NIGHTWOODS Signs of a Hit
Following a strongly negative review from Michiko Kakutani in the New York Times for Charles Frazier’s third book, Nightwoods (Random House; Audio, Random House Audio and Books on Tape; Large Print, Random House; Audio currently on OverDrive, eBooks available soon), Ron Charles in the Washington Post, offers equally strong words of praise.
He points out, as did Kakutani, that Frazier enjoyed huge, and unexpected success with his debut, Cold Mountain, followed by lesser success for his second book Thirteen Moons (for which his new publisher paid him considerably more money than his first).

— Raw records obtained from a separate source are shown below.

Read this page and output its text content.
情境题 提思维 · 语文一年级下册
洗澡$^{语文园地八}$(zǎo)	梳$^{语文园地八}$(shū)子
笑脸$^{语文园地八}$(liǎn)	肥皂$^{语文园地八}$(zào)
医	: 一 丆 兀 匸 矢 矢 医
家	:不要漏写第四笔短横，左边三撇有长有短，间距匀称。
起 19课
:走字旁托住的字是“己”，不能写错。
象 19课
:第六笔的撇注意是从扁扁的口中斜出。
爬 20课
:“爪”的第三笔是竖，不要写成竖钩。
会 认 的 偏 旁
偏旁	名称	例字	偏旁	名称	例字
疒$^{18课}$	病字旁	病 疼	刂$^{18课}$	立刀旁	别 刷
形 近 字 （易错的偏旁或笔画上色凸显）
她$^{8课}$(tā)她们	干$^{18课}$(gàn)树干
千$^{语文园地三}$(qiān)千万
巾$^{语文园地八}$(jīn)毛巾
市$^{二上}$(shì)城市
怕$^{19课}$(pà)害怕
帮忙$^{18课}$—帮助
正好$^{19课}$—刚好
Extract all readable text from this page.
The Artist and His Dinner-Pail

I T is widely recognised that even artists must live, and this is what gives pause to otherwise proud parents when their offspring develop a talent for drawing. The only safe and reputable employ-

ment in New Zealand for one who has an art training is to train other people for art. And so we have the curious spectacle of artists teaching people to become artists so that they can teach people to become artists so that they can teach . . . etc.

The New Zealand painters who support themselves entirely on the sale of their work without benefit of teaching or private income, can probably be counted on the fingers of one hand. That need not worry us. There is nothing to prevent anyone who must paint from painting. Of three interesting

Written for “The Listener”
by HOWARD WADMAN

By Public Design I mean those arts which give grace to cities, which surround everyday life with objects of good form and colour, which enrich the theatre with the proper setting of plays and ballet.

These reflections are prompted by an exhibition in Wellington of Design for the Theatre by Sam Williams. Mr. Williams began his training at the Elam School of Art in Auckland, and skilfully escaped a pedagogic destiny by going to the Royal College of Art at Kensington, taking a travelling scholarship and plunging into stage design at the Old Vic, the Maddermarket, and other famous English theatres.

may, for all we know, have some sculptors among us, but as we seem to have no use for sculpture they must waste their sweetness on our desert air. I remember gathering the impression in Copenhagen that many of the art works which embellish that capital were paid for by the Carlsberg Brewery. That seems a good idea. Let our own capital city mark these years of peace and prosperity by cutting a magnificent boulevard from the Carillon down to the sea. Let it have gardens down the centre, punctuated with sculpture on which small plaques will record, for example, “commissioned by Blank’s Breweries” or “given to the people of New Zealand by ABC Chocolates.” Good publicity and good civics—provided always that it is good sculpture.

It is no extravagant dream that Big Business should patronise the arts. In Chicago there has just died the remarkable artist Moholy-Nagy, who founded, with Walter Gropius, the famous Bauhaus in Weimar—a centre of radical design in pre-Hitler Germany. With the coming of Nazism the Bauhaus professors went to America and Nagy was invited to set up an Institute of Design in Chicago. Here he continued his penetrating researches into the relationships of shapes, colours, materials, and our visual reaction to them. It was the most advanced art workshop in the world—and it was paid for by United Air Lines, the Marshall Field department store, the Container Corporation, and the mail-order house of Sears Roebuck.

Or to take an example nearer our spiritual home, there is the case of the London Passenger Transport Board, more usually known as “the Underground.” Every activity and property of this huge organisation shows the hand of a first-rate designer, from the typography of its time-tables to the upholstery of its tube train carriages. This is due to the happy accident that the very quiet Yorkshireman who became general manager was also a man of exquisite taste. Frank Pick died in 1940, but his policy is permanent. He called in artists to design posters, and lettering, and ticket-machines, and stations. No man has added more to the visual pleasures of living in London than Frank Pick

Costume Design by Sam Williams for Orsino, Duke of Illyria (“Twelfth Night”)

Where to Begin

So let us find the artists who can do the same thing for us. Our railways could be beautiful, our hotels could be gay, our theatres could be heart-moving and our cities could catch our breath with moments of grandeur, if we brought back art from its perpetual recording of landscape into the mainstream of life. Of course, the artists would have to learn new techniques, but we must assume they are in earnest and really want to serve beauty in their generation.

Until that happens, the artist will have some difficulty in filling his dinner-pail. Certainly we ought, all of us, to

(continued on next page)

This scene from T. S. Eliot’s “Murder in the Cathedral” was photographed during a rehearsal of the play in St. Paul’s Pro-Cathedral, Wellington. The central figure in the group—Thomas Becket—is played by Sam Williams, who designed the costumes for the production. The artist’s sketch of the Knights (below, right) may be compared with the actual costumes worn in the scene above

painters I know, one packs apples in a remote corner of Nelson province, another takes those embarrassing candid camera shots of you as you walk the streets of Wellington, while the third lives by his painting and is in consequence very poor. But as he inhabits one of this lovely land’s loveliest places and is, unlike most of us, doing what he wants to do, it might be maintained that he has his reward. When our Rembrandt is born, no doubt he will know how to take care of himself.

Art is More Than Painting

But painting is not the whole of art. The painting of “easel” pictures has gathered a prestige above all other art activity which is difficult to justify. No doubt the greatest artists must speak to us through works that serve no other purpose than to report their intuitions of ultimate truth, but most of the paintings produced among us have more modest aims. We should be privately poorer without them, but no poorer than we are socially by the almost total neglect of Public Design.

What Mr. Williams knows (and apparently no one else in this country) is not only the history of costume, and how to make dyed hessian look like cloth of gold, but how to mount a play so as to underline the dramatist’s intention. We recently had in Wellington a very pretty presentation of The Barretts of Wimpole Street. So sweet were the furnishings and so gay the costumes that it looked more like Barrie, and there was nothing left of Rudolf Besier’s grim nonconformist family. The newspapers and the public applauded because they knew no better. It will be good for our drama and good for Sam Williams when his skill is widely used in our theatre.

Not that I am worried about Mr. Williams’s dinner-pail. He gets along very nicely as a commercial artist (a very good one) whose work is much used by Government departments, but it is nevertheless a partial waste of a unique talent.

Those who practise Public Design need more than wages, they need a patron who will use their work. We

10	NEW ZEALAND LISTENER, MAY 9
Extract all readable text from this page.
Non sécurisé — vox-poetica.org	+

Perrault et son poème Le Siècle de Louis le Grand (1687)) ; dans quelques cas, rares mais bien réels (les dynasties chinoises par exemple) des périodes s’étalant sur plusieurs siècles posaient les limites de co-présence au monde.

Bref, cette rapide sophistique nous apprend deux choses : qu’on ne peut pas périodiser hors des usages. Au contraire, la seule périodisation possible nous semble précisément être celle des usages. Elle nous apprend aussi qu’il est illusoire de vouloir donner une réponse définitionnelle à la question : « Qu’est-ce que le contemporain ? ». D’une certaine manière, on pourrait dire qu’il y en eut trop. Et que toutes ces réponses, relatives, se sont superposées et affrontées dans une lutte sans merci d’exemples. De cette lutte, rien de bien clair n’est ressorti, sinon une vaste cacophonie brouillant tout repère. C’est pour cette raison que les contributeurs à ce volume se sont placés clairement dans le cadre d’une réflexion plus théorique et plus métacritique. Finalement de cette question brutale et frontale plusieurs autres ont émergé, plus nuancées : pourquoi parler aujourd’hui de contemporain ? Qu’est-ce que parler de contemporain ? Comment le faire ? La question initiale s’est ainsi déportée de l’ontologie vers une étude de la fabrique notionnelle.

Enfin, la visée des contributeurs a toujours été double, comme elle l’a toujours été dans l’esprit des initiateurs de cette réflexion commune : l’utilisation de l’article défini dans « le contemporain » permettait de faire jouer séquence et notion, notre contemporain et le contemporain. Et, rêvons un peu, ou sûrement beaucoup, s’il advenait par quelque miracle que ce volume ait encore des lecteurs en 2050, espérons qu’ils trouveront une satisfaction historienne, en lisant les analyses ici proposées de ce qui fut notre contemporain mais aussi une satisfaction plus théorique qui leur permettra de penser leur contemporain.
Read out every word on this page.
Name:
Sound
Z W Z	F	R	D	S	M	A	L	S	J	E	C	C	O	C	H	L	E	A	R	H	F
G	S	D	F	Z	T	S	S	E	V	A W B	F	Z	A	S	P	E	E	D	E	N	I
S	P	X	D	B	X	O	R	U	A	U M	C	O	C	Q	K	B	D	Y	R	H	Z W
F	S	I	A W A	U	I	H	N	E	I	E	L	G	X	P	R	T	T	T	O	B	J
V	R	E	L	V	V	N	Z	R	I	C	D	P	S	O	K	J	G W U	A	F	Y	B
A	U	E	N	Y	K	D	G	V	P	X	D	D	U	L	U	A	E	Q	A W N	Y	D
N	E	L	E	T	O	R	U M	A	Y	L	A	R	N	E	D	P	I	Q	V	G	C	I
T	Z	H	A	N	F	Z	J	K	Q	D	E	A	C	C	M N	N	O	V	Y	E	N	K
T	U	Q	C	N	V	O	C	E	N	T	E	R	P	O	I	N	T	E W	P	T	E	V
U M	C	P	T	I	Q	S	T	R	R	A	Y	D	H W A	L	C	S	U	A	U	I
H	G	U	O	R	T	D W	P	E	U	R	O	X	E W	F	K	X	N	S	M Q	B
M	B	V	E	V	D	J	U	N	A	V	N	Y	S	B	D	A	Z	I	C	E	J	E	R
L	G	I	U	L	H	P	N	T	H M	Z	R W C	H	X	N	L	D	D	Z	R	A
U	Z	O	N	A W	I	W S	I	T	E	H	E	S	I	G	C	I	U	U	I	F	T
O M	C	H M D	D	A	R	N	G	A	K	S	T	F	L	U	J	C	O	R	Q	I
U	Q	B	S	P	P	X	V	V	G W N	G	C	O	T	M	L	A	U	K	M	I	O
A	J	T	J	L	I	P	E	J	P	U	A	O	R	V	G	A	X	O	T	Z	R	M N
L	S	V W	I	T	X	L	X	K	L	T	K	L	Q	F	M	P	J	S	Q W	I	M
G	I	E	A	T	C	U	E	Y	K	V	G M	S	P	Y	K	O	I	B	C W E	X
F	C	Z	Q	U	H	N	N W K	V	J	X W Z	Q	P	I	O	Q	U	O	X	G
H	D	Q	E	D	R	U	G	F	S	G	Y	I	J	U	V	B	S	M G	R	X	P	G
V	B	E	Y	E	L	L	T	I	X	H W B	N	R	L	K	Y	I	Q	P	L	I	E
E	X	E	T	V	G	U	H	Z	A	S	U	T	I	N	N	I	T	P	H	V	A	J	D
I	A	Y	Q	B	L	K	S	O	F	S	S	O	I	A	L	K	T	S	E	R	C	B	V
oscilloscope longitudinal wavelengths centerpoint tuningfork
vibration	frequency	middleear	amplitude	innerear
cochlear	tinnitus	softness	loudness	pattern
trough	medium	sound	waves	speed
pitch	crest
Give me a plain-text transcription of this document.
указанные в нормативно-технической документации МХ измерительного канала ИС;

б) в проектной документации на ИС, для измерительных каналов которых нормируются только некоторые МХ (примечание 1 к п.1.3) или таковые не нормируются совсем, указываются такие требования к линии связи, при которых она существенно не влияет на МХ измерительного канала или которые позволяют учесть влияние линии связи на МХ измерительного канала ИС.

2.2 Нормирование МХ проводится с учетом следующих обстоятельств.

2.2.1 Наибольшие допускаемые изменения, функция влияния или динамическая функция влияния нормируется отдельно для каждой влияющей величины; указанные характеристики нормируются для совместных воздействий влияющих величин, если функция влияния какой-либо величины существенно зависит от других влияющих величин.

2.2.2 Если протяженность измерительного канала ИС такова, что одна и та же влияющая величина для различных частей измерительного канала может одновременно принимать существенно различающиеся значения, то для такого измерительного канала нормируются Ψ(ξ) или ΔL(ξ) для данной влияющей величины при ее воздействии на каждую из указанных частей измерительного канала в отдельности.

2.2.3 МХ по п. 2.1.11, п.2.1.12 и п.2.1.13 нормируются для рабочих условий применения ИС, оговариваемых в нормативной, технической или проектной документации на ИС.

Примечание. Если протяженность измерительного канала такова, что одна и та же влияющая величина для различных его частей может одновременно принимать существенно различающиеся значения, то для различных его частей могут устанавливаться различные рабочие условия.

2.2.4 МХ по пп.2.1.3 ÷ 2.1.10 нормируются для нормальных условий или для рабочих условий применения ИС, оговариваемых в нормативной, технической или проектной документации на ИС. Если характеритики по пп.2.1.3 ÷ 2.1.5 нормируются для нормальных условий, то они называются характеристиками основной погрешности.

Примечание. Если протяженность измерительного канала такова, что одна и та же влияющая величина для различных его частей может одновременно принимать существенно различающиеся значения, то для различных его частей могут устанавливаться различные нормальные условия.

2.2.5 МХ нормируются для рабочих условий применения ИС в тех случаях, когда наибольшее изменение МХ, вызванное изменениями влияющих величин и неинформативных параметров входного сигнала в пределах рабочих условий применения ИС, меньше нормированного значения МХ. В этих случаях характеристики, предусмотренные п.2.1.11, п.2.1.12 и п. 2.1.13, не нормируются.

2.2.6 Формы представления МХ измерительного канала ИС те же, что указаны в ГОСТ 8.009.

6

As Charles puts the question that’s on the minds of many in the publishing business,
Will Frazier’s new novel, Nightwoods, redeem his reputation (and his publisher’s faith), or will it only confirm claims that he’s a deep-fat-fried Faulkner who won the lottery on his first time out?
His answer:
Sorry, haters, but this is a fantastic book: an Appalachian Gothic with a low-level fever that runs alternately warm and chilling. Frazier has left the 19th century and the picaresque form to produce a cleverly knitted thriller about a tough young woman in the 1960s who has given up on the people of her small town and gone to live alone in the woods.
Sorry, Kakutani, this one may be a hit.